SBNet - Research Reports 1998

PI: Mowbray/Jones (SLU/UU)

Project: Structural studies on membrane protein receptors

Background

The aim of the project is to determine the three dimensional structure of a member of the Band 4.1 superfamily, both with and without the physiologically relevant ligands. Proteins of this family are localised at the intracellular side of the plasma membrane of animal cells. These proteins are found in a number of cell adhesion structures and are thought to connect the cytoskeleton to the plasma membrane. Moreover, proteins of the Band 4.1 superfamily has recently been shown to be involved in signal transduction pathways, indicating that these proteins have complex functions involving both structural and signalling properties. Determination of the three-dimensional structure of members of this superfamily is important for the understanding of their physiological function.

One of the most well studied proteins in the Band 4.1 superfamily is Ezrin.
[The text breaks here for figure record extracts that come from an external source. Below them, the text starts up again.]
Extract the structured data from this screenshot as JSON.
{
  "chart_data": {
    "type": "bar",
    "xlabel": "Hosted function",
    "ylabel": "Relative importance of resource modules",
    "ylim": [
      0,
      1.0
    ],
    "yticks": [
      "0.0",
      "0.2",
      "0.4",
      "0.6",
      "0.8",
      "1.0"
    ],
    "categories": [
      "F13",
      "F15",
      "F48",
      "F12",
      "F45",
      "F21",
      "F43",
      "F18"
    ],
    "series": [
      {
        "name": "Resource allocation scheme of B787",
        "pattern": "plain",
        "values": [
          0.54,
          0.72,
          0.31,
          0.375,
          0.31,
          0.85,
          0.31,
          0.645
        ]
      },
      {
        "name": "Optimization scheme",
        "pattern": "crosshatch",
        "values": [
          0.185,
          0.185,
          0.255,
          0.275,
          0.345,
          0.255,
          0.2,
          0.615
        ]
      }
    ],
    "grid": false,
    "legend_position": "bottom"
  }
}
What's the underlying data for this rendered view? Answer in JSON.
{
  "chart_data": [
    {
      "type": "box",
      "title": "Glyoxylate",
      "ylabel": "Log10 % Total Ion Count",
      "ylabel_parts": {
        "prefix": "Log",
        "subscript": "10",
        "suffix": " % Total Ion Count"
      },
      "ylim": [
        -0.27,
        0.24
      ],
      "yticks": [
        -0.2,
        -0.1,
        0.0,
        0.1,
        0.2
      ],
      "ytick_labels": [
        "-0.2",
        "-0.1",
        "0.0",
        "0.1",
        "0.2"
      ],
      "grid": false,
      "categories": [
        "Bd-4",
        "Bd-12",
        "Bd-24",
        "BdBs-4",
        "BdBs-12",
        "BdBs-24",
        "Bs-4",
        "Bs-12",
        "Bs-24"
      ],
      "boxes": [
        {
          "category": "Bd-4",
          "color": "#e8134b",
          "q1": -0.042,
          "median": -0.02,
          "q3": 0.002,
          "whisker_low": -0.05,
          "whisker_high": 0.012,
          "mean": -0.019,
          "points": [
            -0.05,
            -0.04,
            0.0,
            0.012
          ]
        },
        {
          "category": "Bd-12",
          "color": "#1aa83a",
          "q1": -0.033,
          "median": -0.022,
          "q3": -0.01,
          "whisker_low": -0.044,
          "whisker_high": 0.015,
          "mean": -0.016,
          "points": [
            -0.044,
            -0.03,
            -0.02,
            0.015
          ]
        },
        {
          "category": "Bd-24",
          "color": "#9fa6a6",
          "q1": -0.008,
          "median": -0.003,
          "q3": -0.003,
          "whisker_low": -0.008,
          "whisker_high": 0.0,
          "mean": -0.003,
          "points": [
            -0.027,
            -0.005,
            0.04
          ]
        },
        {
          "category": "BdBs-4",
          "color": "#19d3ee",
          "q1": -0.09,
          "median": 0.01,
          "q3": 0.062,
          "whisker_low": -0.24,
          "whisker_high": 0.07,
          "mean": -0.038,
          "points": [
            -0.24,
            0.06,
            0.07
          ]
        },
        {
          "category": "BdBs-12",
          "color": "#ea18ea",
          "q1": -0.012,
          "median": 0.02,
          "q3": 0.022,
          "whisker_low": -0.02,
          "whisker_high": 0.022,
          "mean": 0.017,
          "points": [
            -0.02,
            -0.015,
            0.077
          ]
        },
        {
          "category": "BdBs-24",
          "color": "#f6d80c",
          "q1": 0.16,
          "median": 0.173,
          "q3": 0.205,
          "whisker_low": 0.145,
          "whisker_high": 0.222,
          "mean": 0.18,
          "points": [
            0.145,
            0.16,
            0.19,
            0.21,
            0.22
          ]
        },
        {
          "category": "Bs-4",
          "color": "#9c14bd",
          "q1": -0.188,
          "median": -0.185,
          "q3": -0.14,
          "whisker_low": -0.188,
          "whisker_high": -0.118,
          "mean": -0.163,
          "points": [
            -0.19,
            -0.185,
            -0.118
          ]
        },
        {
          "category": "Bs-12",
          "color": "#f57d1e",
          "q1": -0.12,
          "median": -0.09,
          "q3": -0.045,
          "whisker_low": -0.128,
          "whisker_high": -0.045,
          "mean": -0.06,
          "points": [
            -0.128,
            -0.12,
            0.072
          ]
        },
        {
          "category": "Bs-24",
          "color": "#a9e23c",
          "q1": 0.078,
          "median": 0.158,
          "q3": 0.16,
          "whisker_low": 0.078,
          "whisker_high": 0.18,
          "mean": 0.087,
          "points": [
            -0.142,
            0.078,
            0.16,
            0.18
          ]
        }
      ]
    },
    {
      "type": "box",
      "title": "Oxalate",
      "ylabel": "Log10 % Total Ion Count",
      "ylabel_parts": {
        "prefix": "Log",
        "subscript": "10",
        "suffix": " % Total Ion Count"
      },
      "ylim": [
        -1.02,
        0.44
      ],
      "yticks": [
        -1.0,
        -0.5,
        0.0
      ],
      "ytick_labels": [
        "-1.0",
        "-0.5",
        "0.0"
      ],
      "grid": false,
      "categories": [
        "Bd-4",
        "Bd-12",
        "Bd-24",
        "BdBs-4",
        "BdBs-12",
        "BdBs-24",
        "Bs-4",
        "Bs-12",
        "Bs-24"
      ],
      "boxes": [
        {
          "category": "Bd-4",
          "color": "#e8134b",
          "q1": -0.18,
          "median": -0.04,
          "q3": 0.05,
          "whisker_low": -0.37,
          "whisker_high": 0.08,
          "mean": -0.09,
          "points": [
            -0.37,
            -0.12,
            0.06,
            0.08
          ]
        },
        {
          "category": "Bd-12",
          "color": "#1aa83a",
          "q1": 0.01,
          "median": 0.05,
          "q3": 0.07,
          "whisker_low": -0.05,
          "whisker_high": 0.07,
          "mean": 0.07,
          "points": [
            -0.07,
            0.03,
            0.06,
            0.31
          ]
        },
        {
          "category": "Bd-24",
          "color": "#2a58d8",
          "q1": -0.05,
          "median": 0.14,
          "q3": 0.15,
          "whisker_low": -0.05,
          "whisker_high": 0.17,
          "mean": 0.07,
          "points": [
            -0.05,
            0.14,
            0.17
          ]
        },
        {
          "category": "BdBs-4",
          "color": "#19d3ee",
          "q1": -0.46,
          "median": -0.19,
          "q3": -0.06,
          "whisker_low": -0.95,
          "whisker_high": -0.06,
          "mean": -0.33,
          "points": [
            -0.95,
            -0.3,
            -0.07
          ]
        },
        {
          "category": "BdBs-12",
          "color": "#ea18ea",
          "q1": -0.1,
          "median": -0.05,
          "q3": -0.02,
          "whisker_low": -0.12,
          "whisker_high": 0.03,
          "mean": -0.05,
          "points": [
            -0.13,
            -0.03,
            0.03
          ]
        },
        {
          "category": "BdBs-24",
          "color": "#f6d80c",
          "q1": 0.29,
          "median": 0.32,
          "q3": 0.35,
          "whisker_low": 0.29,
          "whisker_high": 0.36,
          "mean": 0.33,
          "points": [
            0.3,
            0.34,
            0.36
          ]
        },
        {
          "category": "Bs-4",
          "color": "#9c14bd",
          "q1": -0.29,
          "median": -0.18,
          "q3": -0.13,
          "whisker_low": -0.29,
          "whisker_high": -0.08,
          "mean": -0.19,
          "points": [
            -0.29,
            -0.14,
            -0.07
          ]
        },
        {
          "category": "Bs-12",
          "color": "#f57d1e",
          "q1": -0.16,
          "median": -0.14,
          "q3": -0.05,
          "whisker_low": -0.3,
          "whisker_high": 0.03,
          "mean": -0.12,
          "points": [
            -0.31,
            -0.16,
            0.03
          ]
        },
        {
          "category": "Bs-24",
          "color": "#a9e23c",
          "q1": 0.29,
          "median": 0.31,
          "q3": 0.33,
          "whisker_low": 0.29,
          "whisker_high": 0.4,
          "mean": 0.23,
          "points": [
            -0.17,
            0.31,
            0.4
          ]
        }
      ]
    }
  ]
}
The amino terminal FERM domain (FERM stands for the proteins Band 4.1, Ezrin, Radixin and Moesin) of Ezrin has been shown to be localised at the plasma membrane where it probably interacts with phosphatidylinositolphosphates with high affinity. Furthermore, Ezrin also interacts with the intracellular portion of the transmembrane proteins ICAM1, ICAM2, ICAM3 and CD44.

Present work

The cDNA coding for the FERM domain of Ezrin was cloned into a bacterial expression vector. The FERM domain is expressed as a glutathione S-transferase (GST) fusion protein that allows efficient purification of the protein using glutathione sepharose. Much work has been spent on optimising the expression conditions, since most of the expressed protein was initially found in the insoluble fraction. Currently, 1-2 mg soluble recombinant protein per litre culture can be obtained. A protocol for efficient removal of the GST fusion part, by using the protease thrombin, has been developed. The affinity purified FERM domain can be further purified to high purity with an ion exchange column. At high concentrations, the FERM domain tends to precipitate during the thrombin cleavage. Therefore, efforts are now focused of how to avoid this problem.

In order to study the activity of the recombinantly expressed FERM domain a binding assay is needed. The assay is based on the interaction between the FERM domain and the intracellular parts of ICAMs. The assay is not yet working satisfactory, however, the problem can most likely be overcome by using peptides of higher quality.